Oxford MP Evan Harris has sparked outrage by calling for parents to be allowed to choose the sex of their baby.
Oxford MP Evan HarrisIn a highly controversial report published today, the Liberal Democrat MP for Oxford West and Abingdon was one of only five members of the Commons Science and Technology Select Committee to support the recommendation.
In a rare move, the other five members of the committee have refused to back the report, which has riled ethics groups and social conservatives.
It calls for changes towards the creation of "designer" babies, and embryonic cloning.
Dr Harris, a former junior doctor at Oxford's John Radcliffe Hospital, stood by the report in the face of a growing storm.
He told the Oxford Mail: "The state must have good reasons for seeking to interfere or discriminate in the exercise of reproductive liberty by competent adults.
"Parliament needs to ensure that there is adequate ethical and regulatory oversight of medical treatment in this area, but does not need to duplicate the role of ethics committees or medical regulators."
The report, based on 12 evidence sessions in Parliament, recommends that parents who want to balance their families can choose the sex of their unborn child.
It also questions the merits of the reproductive cloning ban, which it says cannot be justified without further debate of the "fundamental issues".
But other members of the committee, who boycotted the final vote, claimed it had little regard to ethics.
Labour MP Geraldine Smith, said: "It seems like anything goes as long as it's science."
David King, director of ethics group Human Genetics Alert, added: "The kind of ethics we see in this report, which is incapable of saying a clear no to anything, is no ethics at all.
"The extreme bias in this report discredits the committee and the political cause it is espousing."

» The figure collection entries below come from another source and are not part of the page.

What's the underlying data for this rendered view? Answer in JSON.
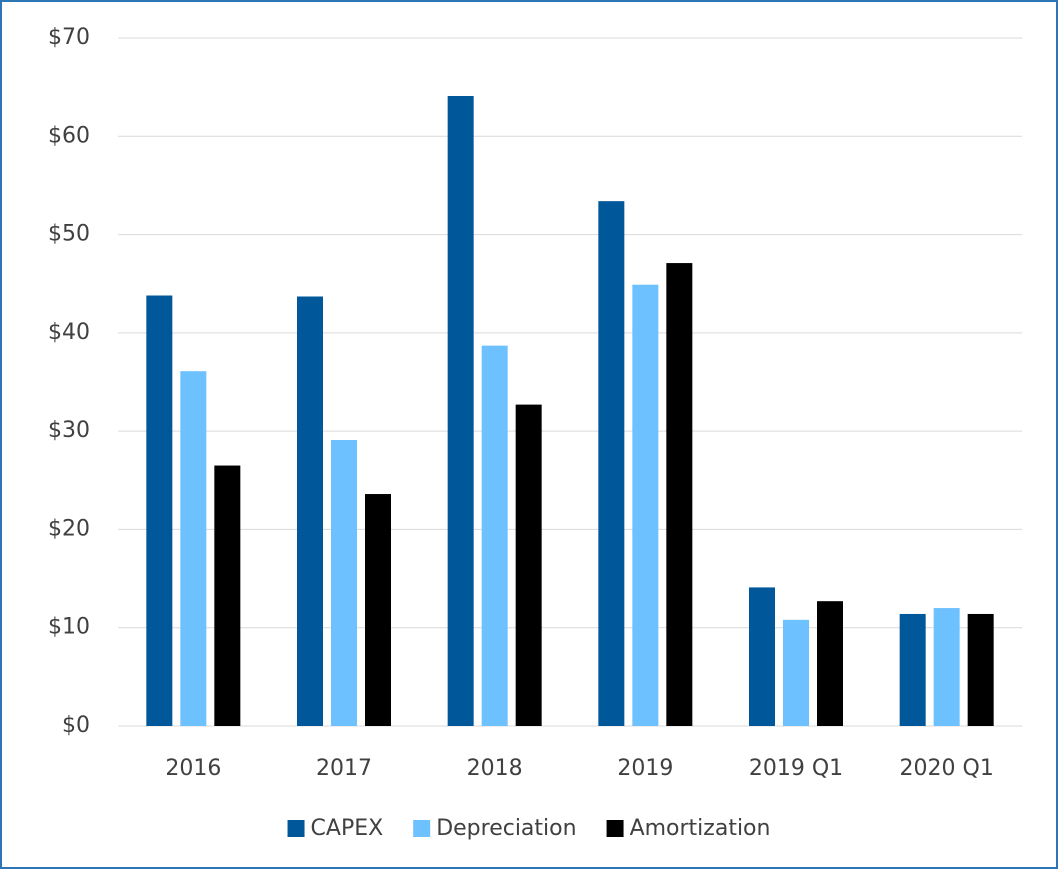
{
  "chart_data": {
    "type": "bar",
    "categories": [
      "2016",
      "2017",
      "2018",
      "2019",
      "2019 Q1",
      "2020 Q1"
    ],
    "series": [
      {
        "name": "CAPEX",
        "color": "#00579a",
        "values": [
          43.8,
          43.7,
          64.1,
          53.4,
          14.1,
          11.4
        ]
      },
      {
        "name": "Depreciation",
        "color": "#6ec1ff",
        "values": [
          36.1,
          29.1,
          38.7,
          44.9,
          10.8,
          12.0
        ]
      },
      {
        "name": "Amortization",
        "color": "#000000",
        "values": [
          26.5,
          23.6,
          32.7,
          47.1,
          12.7,
          11.4
        ]
      }
    ],
    "ylim": [
      0,
      70
    ],
    "yticks": [
      {
        "value": 0,
        "label": "$0"
      },
      {
        "value": 10,
        "label": "$10"
      },
      {
        "value": 20,
        "label": "$20"
      },
      {
        "value": 30,
        "label": "$30"
      },
      {
        "value": 40,
        "label": "$40"
      },
      {
        "value": 50,
        "label": "$50"
      },
      {
        "value": 60,
        "label": "$60"
      },
      {
        "value": 70,
        "label": "$70"
      }
    ],
    "grid": true,
    "legend": "bottom"
  }
}
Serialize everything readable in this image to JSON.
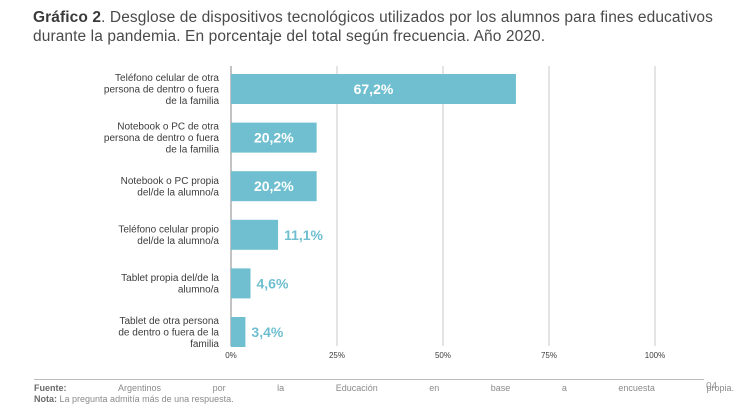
{
  "title": {
    "prefix": "Gráfico 2",
    "text": ". Desglose de dispositivos tecnológicos utilizados por los alumnos para fines educativos durante la pandemia. En porcentaje del total según frecuencia. Año 2020."
  },
  "chart_data": {
    "type": "bar",
    "orientation": "horizontal",
    "categories": [
      [
        "Teléfono celular de otra",
        "persona de dentro o fuera",
        "de la familia"
      ],
      [
        "Notebook o PC de otra",
        "persona de dentro o fuera",
        "de la familia"
      ],
      [
        "Notebook o PC propia",
        "del/de la alumno/a"
      ],
      [
        "Teléfono celular propio",
        "del/de la alumno/a"
      ],
      [
        "Tablet propia del/de la",
        "alumno/a"
      ],
      [
        "Tablet de otra persona",
        "de dentro o fuera de la",
        "familia"
      ]
    ],
    "values": [
      67.2,
      20.2,
      20.2,
      11.1,
      4.6,
      3.4
    ],
    "value_labels": [
      "67,2%",
      "20,2%",
      "20,2%",
      "11,1%",
      "4,6%",
      "3,4%"
    ],
    "xlim": [
      0,
      100
    ],
    "ticks": [
      0,
      25,
      50,
      75,
      100
    ],
    "tick_labels": [
      "0%",
      "25%",
      "50%",
      "75%",
      "100%"
    ],
    "bar_color": "#6fbfd0",
    "grid": true
  },
  "footer": {
    "source_label": "Fuente:",
    "source_words": [
      "Argentinos",
      "por",
      "la",
      "Educación",
      "en",
      "base",
      "a",
      "encuesta",
      "propia."
    ],
    "note_label": "Nota:",
    "note_text": "La pregunta admitía más de una respuesta.",
    "page_number": "04"
  }
}
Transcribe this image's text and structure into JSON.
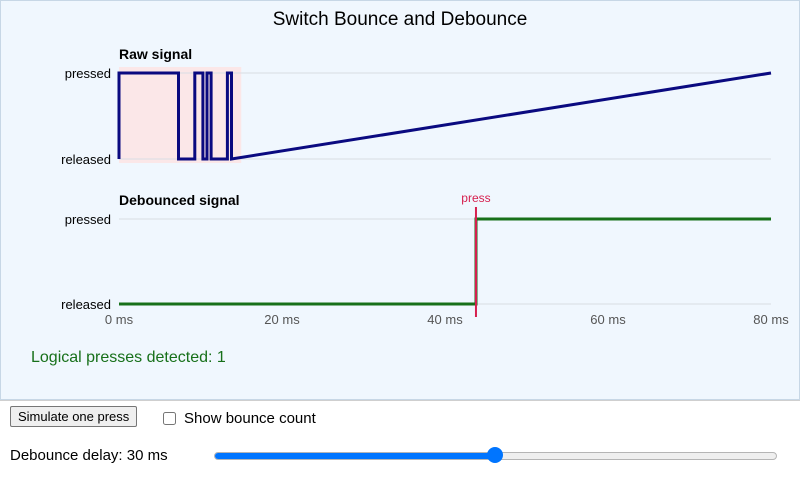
{
  "chart_data": [
    {
      "type": "line",
      "title": "Switch Bounce and Debounce",
      "panel_title": "Raw signal",
      "xlim": [
        0,
        80
      ],
      "ylim": [
        0,
        1
      ],
      "x_tick_values": [
        0,
        20,
        40,
        60,
        80
      ],
      "x_tick_labels": [
        "0 ms",
        "20 ms",
        "40 ms",
        "60 ms",
        "80 ms"
      ],
      "y_tick_values": [
        1,
        0
      ],
      "y_tick_labels": [
        "pressed",
        "released"
      ],
      "bounce_region": [
        0,
        15
      ],
      "series": [
        {
          "color": "#0a0a80",
          "x": [
            0,
            0,
            7.3,
            7.3,
            9.3,
            9.3,
            10.3,
            10.3,
            10.8,
            10.8,
            11.3,
            11.3,
            13.3,
            13.3,
            13.8,
            13.8,
            80
          ],
          "y": [
            0,
            1,
            1,
            0,
            0,
            1,
            1,
            0,
            0,
            1,
            1,
            0,
            0,
            1,
            1,
            0,
            1
          ]
        }
      ]
    },
    {
      "type": "line",
      "panel_title": "Debounced signal",
      "xlim": [
        0,
        80
      ],
      "ylim": [
        0,
        1
      ],
      "x_tick_values": [
        0,
        20,
        40,
        60,
        80
      ],
      "x_tick_labels": [
        "0 ms",
        "20 ms",
        "40 ms",
        "60 ms",
        "80 ms"
      ],
      "y_tick_values": [
        1,
        0
      ],
      "y_tick_labels": [
        "pressed",
        "released"
      ],
      "annotation": {
        "text": "press",
        "x": 43.8,
        "color": "#d6204f"
      },
      "series": [
        {
          "color": "#17701a",
          "x": [
            0,
            43.8,
            43.8,
            80
          ],
          "y": [
            0,
            0,
            1,
            1
          ]
        }
      ]
    }
  ],
  "status": {
    "text": "Logical presses detected: 1",
    "color": "#17701a"
  },
  "controls": {
    "simulate_label": "Simulate one press",
    "show_bounce_label": "Show bounce count",
    "show_bounce_checked": false,
    "delay_label": "Debounce delay: 30 ms",
    "delay_value": 30,
    "delay_min": 0,
    "delay_max": 60
  },
  "colors": {
    "panel_bg": "#f0f7fe",
    "bounce_shade": "#fbe7e8",
    "grid": "#d8dde3",
    "slider_accent": "#0075ff"
  }
}
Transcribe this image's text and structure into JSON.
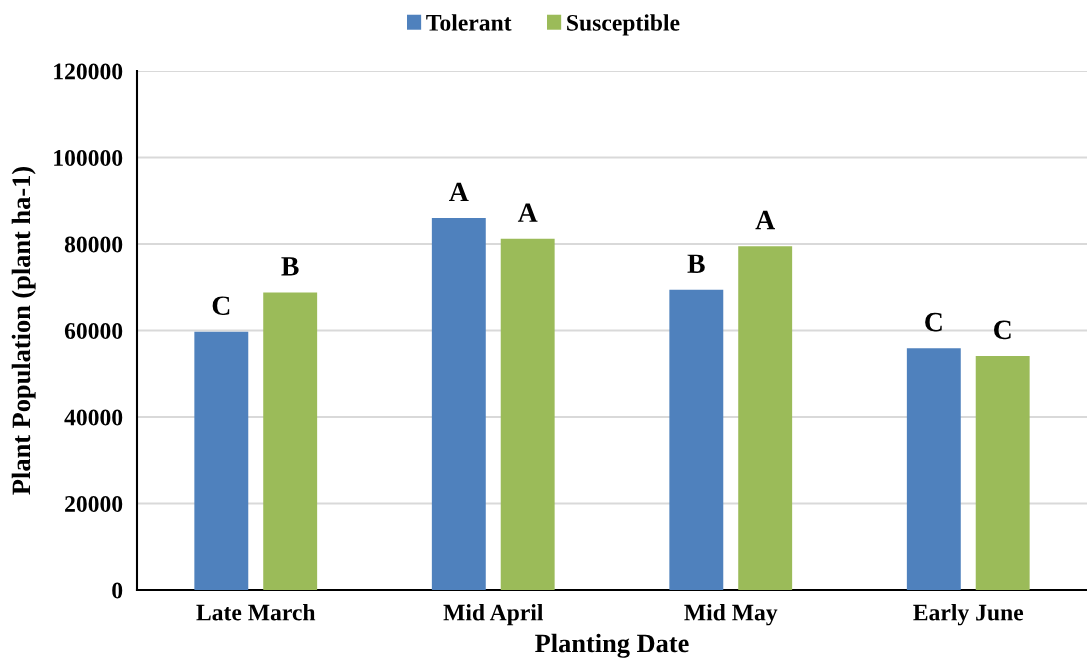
{
  "chart_data": {
    "type": "bar",
    "xlabel": "Planting Date",
    "ylabel": "Plant Population (plant ha-1)",
    "categories": [
      "Late March",
      "Mid April",
      "Mid May",
      "Early June"
    ],
    "series": [
      {
        "name": "Tolerant",
        "color": "#4f81bd",
        "values": [
          59700,
          86000,
          69400,
          55900
        ],
        "value_labels": [
          "C",
          "A",
          "B",
          "C"
        ]
      },
      {
        "name": "Susceptible",
        "color": "#9bbb59",
        "values": [
          68800,
          81200,
          79500,
          54100
        ],
        "value_labels": [
          "B",
          "A",
          "A",
          "C"
        ]
      }
    ],
    "ylim": [
      0,
      120000
    ],
    "yticks": [
      0,
      20000,
      40000,
      60000,
      80000,
      100000,
      120000
    ],
    "grid": "y",
    "legend": "top"
  }
}
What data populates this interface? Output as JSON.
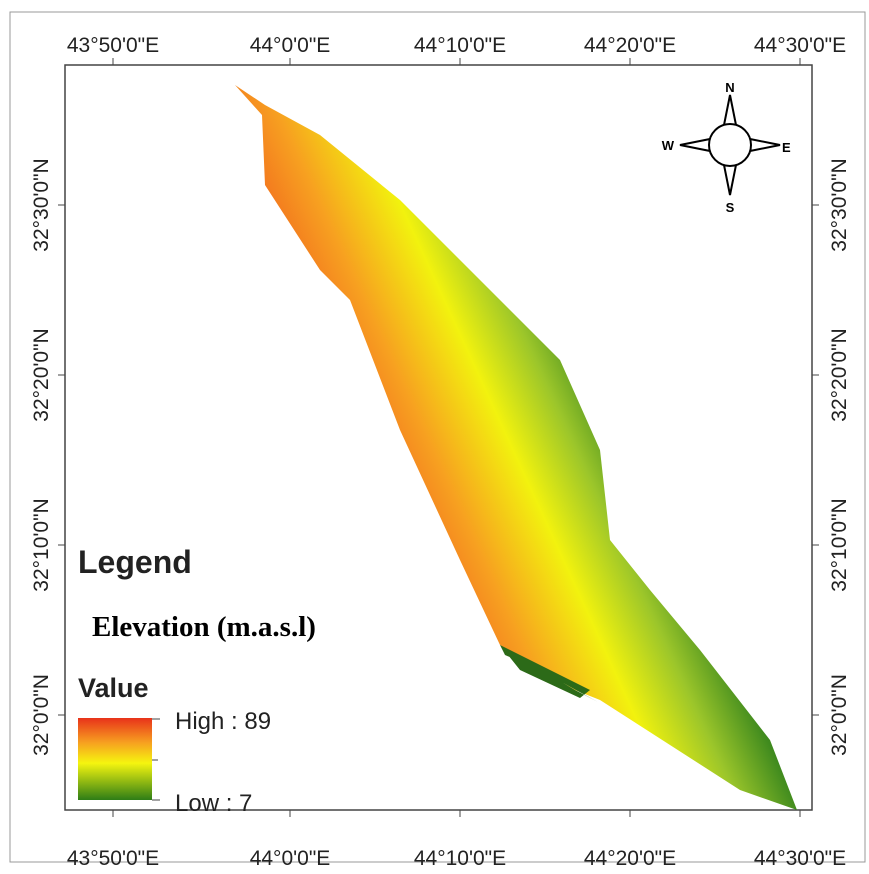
{
  "map": {
    "top_labels": [
      "43°50'0\"E",
      "44°0'0\"E",
      "44°10'0\"E",
      "44°20'0\"E",
      "44°30'0\"E"
    ],
    "bottom_labels": [
      "43°50'0\"E",
      "44°0'0\"E",
      "44°10'0\"E",
      "44°20'0\"E",
      "44°30'0\"E"
    ],
    "left_labels": [
      "32°30'0\"N",
      "32°20'0\"N",
      "32°10'0\"N",
      "32°0'0\"N"
    ],
    "right_labels": [
      "32°30'0\"N",
      "32°20'0\"N",
      "32°10'0\"N",
      "32°0'0\"N"
    ],
    "compass": {
      "n": "N",
      "s": "S",
      "e": "E",
      "w": "W"
    },
    "legend": {
      "title": "Legend",
      "layer": "Elevation (m.a.s.l)",
      "field": "Value",
      "high": "High : 89",
      "low": "Low : 7"
    }
  }
}
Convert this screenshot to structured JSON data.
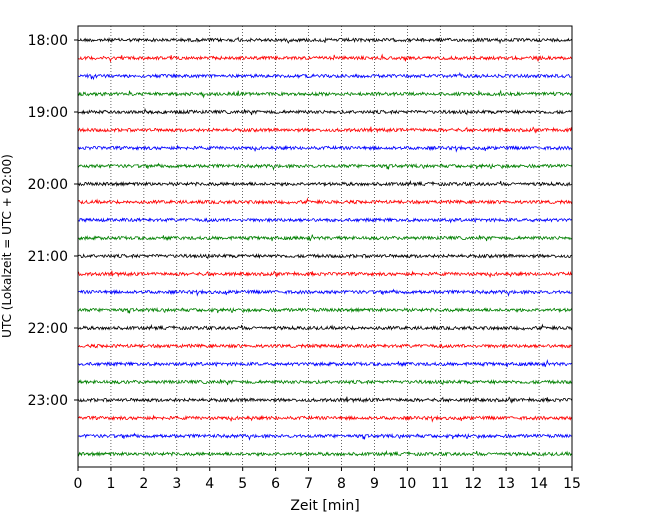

But Ian Gibson, the chairman of the Commons committee who was also one of the five MPs to sign off the report, said that the findings were "thoroughly researched and considered".
The report backed the 1984 Warnock Report, which recognised the "special status" of the early human embryo, but acknowledged the changing attitudes of the last 21 years.
It states that parents' reproductive decisions should only be limited where there is evidence of harm to individuals or society. It also recommends that embryos should be kept for 14 days for medical research.
Dr Harris added: "This report sets a coherent and principled basis for governing IVF, other forms of human reproductive technologies and the use of early human embryos for research within the existing Warnock approach.
"The law should specify what sort of embryos should be allowed to be implanted in the womb for reproductive purposes, and lay down the 14-day limit on the use of embryos in medical research.
"But, beyond that, research should be regulated and ethically over-viewed as it is in other areas of research on human subjects."